Research shows crankbaits are the most popular bass fishing lure of all. Surveys say the average bass angler owns more crankbaits than any other lure. But one in every four crankbaits will never work well. Two will only ever be average, and only one treasured crankbait in every four will entice most all your crankbait bites.


This doesn't apply only to bargain bin baits. Price is not a factor here. You will get lemons and lackluster performers in every bunch of high-dollar dolls too. What is the biggest mistake I see crankbait anglers make? It is fishing with those two to three out of every four crankbaits that have little chance to succeed.


Over a season or two, say a guy buys twenty cranks. He never does too well with most of them, and he thinks crankbait fishing is overrated.

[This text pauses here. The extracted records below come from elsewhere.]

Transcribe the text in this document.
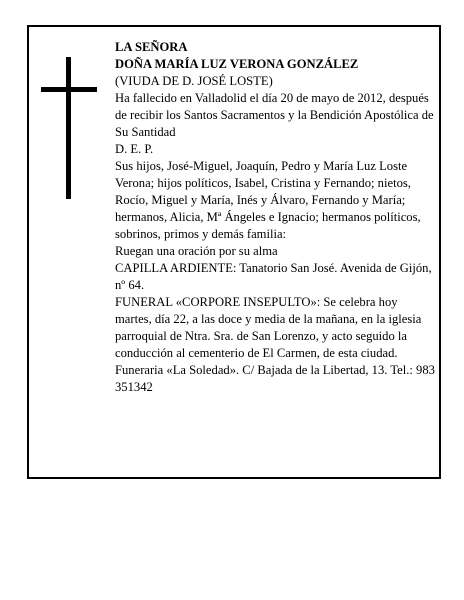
LA SEÑORA

DOÑA MARÍA LUZ VERONA GONZÁLEZ

(VIUDA DE D. JOSÉ LOSTE)

Ha fallecido en Valladolid el día 20 de mayo de 2012, después de recibir los Santos Sacramentos y la Bendición Apostólica de Su Santidad

D. E. P.

Sus hijos, José-Miguel, Joaquín, Pedro y María Luz Loste Verona; hijos políticos, Isabel, Cristina y Fernando; nietos, Rocío, Miguel y María, Inés y Álvaro, Fernando y María; hermanos, Alicia, Mª Ángeles e Ignacio; hermanos políticos, sobrinos, primos y demás familia:

Ruegan una oración por su alma

CAPILLA ARDIENTE: Tanatorio San José. Avenida de Gijón, nº 64.

FUNERAL «CORPORE INSEPULTO»: Se celebra hoy martes, día 22, a las doce y media de la mañana, en la iglesia parroquial de Ntra. Sra. de San Lorenzo, y acto seguido la conducción al cementerio de El Carmen, de esta ciudad.

Funeraria «La Soledad». C/ Bajada de la Libertad, 13. Tel.: 983 351342
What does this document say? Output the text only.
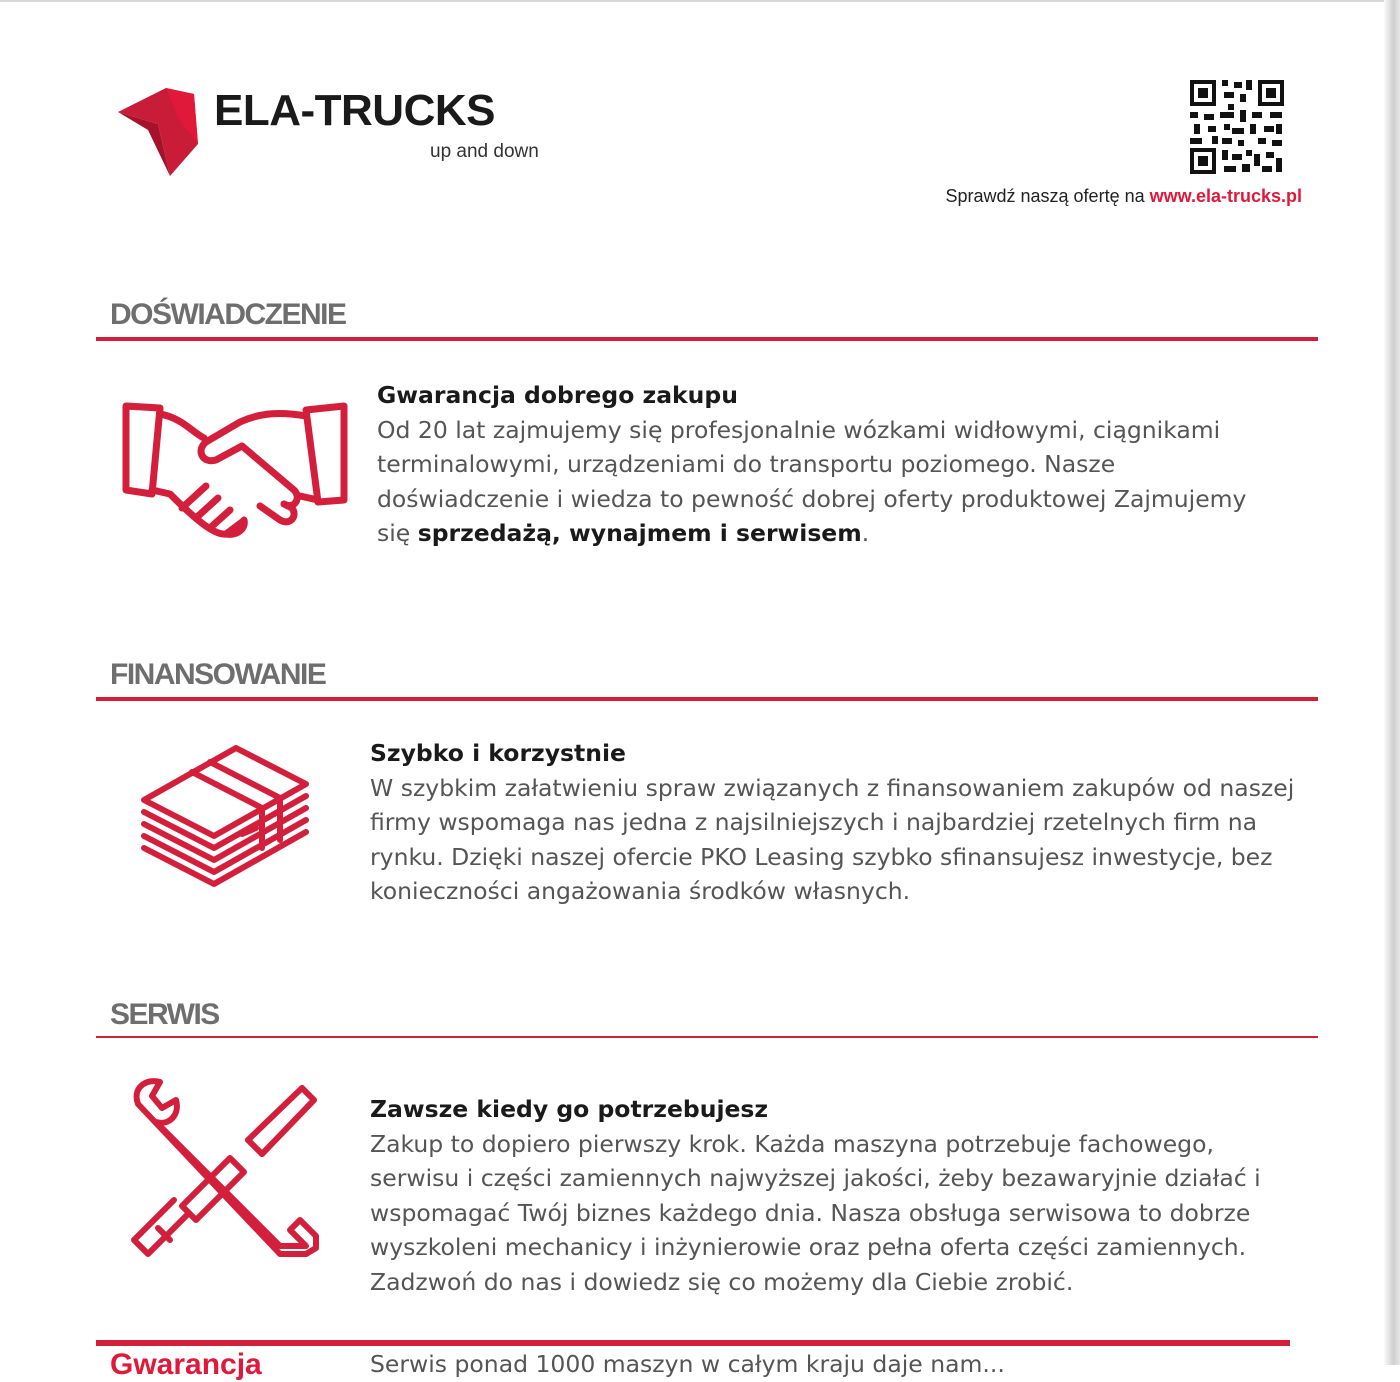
ELA-TRUCKS
up and down
Sprawdź naszą ofertę na www.ela-trucks.pl
DOŚWIADCZENIE
Gwarancja dobrego zakupu

Od 20 lat zajmujemy się profesjonalnie wózkami widłowymi, ciągnikami terminalowymi, urządzeniami do transportu poziomego. Nasze doświadczenie i wiedza to pewność dobrej oferty produktowej Zajmujemy się sprzedażą, wynajmem i serwisem.

FINANSOWANIE
Szybko i korzystnie

W szybkim załatwieniu spraw związanych z finansowaniem zakupów od naszej firmy wspomaga nas jedna z najsilniejszych i najbardziej rzetelnych firm na rynku. Dzięki naszej ofercie PKO Leasing szybko sfinansujesz inwestycje, bez konieczności angażowania środków własnych.

SERWIS
Zawsze kiedy go potrzebujesz

Zakup to dopiero pierwszy krok. Każda maszyna potrzebuje fachowego, serwisu i części zamiennych najwyższej jakości, żeby bezawaryjnie działać i wspomagać Twój biznes każdego dnia. Nasza obsługa serwisowa to dobrze wyszkoleni mechanicy i inżynierowie oraz pełna oferta części zamiennych. Zadzwoń do nas i dowiedz się co możemy dla Ciebie zrobić.

Gwarancja	Serwis ponad 1000 maszyn w całym kraju daje nam...
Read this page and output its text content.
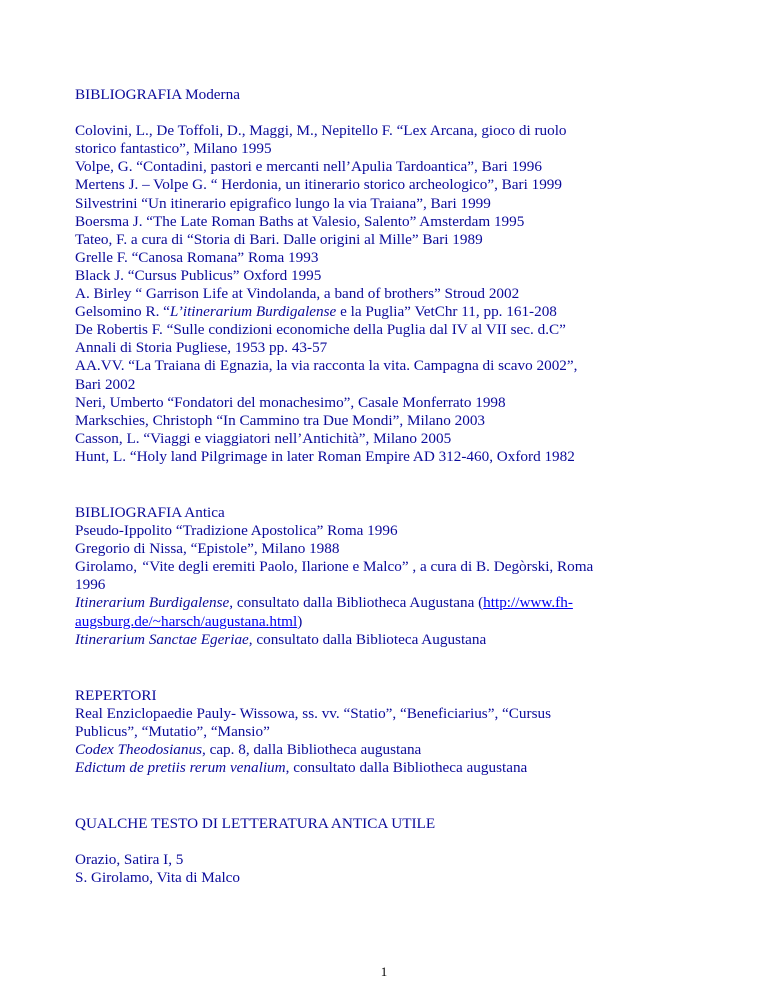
BIBLIOGRAFIA Moderna
Colovini, L., De Toffoli, D., Maggi, M., Nepitello F. “Lex Arcana, gioco di ruolo
storico fantastico”, Milano 1995
Volpe, G. “Contadini, pastori e mercanti nell’Apulia Tardoantica”, Bari 1996
Mertens J. – Volpe G. “ Herdonia, un itinerario storico archeologico”, Bari 1999
Silvestrini “Un itinerario epigrafico lungo la via Traiana”, Bari 1999
Boersma J. “The Late Roman Baths at Valesio, Salento” Amsterdam 1995
Tateo, F. a cura di “Storia di Bari. Dalle origini al Mille” Bari 1989
Grelle F. “Canosa Romana” Roma 1993
Black J. “Cursus Publicus” Oxford 1995
A. Birley “ Garrison Life at Vindolanda, a band of brothers” Stroud 2002
Gelsomino R. “L’itinerarium Burdigalense e la Puglia” VetChr 11, pp. 161-208
De Robertis F. “Sulle condizioni economiche della Puglia dal IV al VII sec. d.C”
Annali di Storia Pugliese, 1953 pp. 43-57
AA.VV. “La Traiana di Egnazia, la via racconta la vita. Campagna di scavo 2002”,
Bari 2002
Neri, Umberto “Fondatori del monachesimo”, Casale Monferrato 1998
Markschies, Christoph “In Cammino tra Due Mondi”, Milano 2003
Casson, L. “Viaggi e viaggiatori nell’Antichità”, Milano 2005
Hunt, L. “Holy land Pilgrimage in later Roman Empire AD 312-460, Oxford 1982
BIBLIOGRAFIA Antica
Pseudo-Ippolito “Tradizione Apostolica” Roma 1996
Gregorio di Nissa, “Epistole”, Milano 1988
Girolamo, “Vite degli eremiti Paolo, Ilarione e Malco” , a cura di B. Degòrski, Roma
1996
Itinerarium Burdigalense, consultato dalla Bibliotheca Augustana (http://www.fh-
augsburg.de/~harsch/augustana.html)
Itinerarium Sanctae Egeriae, consultato dalla Biblioteca Augustana
REPERTORI
Real Enziclopaedie Pauly- Wissowa, ss. vv. “Statio”, “Beneficiarius”, “Cursus
Publicus”, “Mutatio”, “Mansio”
Codex Theodosianus, cap. 8, dalla Bibliotheca augustana
Edictum de pretiis rerum venalium, consultato dalla Bibliotheca augustana
QUALCHE TESTO DI LETTERATURA ANTICA UTILE
Orazio, Satira I, 5
S. Girolamo, Vita di Malco
1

Fact is, ten of those twenty lures are only ever average. Five are unadulterated duds. And the other five that have the best chance, he never tunes them to unlock their maximum potential. Maybe he doesn't know how to tune them or what to look for when tuning them? Soon, he takes up Internet poker as a hobby that is more fun than drowning his sorry lot of crankbaits. That's a sad story.


Like a garden, your crankbait patch needs to be pruned and groomed regularly. Lures that are not catching fish are dead wood. You need to weed them out so that more productive lures can replace them.


The process to separate good cranks from bad starts before you even take them out of the package. Actually, before you even buy them. Inspect the troops lined up for display on the store shelf. When the sales associate is not looking, rummage through a rack of cranks to cherry pick the ones where the two body halves look glued together properly, with no mismatches on the seams. Look for a neat seam seal that did not need remedial sanding or smoothing on the seam. Accept no dips or indents in the plastic, no drips in the paint, no sags in the topcoat finish. Look at the hook hangers eyelets to ensure each was seated properly in the injection mold, that a hook eye isn't cockeyed. Make sure plastic flowed fully and formed properly around the sprue stem of each hanger. Sometimes the plastic leaves a hollow there, and you don't want that.